Hi all. I'm looking for some full range speaker opinions. I need this to be a lower costed set of speakers ($250ea max). I've beem looking at Mark audio, Dayton and TB. This also needs to be at or near 8" in diameter. 
The speaker will be used in a Dipole arrangement.

If anyone has an opinion, or experience with any of these speakers please provide me with input. 

Thanks.

John


----------



## fusseli (May 1, 2007)

The Dayton PS220 came to mind, I remember seeing them when they came out. Sorry I don't have any experience with dipoles.


----------



## f0zz (Dec 1, 2011)

The PS220 is on my short list.

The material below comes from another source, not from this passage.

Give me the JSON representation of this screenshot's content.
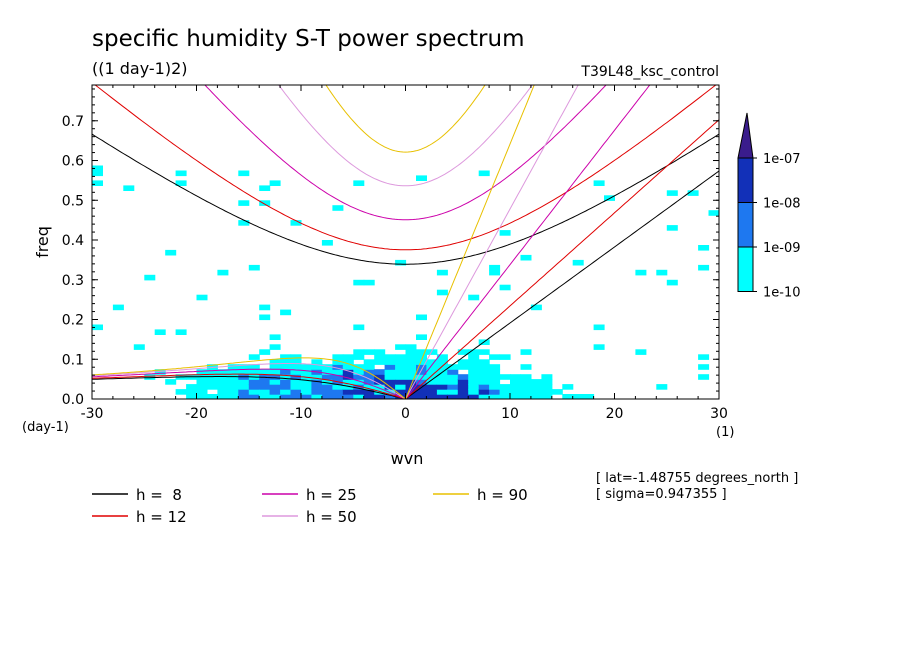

I've never gone wrong when using Dayton drivers, but ive never built a speaker that utilizes Fullrange drivers either!


----------



## Chester (Feb 19, 2007)

dc gold audio n7 speakers


----------



## maxserg (Dec 11, 2008)

Tangbang have a good reputation but don't konow the price???: http://www.tb-speaker.com/detail/1230_04/w8-1808.htm

Maybe check at part express

Around $210 each ouch!

The model is W8-1808


----------



## theJman (Mar 3, 2012)

Both Fostex and Lowther have a varied selection of full range drivers to chose from. Not sure if they'll hit you're price target, but they both make high quality drivers.


----------



## kadijk (Jan 23, 2011)

CSS has a very impressive VWR 5 1/4 driver. It's certainly not 8". Check the specs. I think it sells around $125 ea. I've heard them personally and they are incredible.


----------